En musique ou en vidéo, ces pratiques se sont souvent trouvées en porte-à-faux avec les règles de la propriété intellectuelle. Sur le web, les mashups bénéficient de la percée récente des théories de la culture libre et du partage de contenus (cf. Lawrence Lessig, Free Culture, 2005). Ils exploitent le plus souvent des interfaces de programmation (ou API, Application Program Interface) ouvertes qui permettent de créer de nouveaux services composites en agençant de manière originale des programmes, des services et des contenus créés par d’autres. Google, Yahoo, E-bay et de nombreuses plates-formes du web 2.0 proposent ce type d'accès à leurs contenus. L’une des plus célèbres sources de mashups est sans conteste Flickr. Ce site de partage de photographies a ouvert au public son API presque depuis sa création, en 2004, permettant ainsi de développer des applications sur la bases de ses nombreuses fonctionnalités. En proposant une base de données bien organisée sur laquelle des millions d’utilisateurs mettent chaque jour en ligne de nouvelles images, Flickr offre des possibilités toujours renouvelées de mixage de contenus, qui forment autant de propositions inédites de navigation.

Beaucoup de ces mashups sont des jeux, dont certains peuvent être rapprochés de formes plus anciennes de montage ou de détournement, d'autres offrant de nouvelles occasions d'interroger l'image. Plusieurs d’entre eux ouvrent sur des questionnements fondamentaux des rapports avec les principes du Web 2.0, comme l’utilisation des tags, l’organisation des bases de données ou le passage du caractère personnel des données à celui de document réutilisable. Notre exploration du pays des mashups visuels commencera par Fastr.

Créé par Scott Michael Reynen, web designer et programmeur, Fastr est un mashup dont le principe consiste à retrouver, à partir de photographies issues de Flickr, l’un des mots-clés, ou tag, qui lui est associé (rappelons que le tag est choisi librement par l'usager, en dehors de tout thésaurus). Ce principe est décliné sous deux formes: le "Mini game", où une seule image est soumise à l'interrogation, ou bien la version complète qui en fournit dix dans un délai chronométré (voir ci-dessous). La pratique du jeu révèle la difficulté de trouver le bon tag à partir d’une seule photographie. En revanche, la présentation de plusieurs images permet souvent de déduire assez rapidement le mot-clé associé.

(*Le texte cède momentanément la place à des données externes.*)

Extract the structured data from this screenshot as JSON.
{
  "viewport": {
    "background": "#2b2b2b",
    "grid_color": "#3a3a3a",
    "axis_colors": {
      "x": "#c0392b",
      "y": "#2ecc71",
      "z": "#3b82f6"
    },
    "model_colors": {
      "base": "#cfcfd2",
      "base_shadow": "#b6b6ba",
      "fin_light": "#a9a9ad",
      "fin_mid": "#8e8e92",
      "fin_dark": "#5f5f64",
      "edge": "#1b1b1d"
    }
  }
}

image Aussi simple soit-il, ce jeu met en lumière le fonctionnement même du taguage, cette taxonomie émergeant des mots mêmes des utilisateurs, sans hiérarchie ni organisation préalable. Sur les plate-formes de partage d’images telles que Flickr, les tags remplissent une double fonction, celle d’aider au classement de sa propre collection de photos et d’autre part celle de permettre aux autres utilisateurs une recherche simplifiée des images au sein de la base de donnée. Taguer ses photos, c’est donc leur offrir une visibilité en les liant à l’ensemble d’images portant le même mot clé, mais c’est aussi créer une indexation basée sur un langage commun et donc en dehors d’un vocabulaire contrôlé. Si cette pratique offre l’avantage de créer un système d’indexation communautaire particulièrement souple, c’est cette même souplesse qui en fait la limite. Tout terme pouvant être employé à la caractérisation d’une image, retrouver un tag spécifique mais contingent selon le principe de Fastr est un exercice hasardeux.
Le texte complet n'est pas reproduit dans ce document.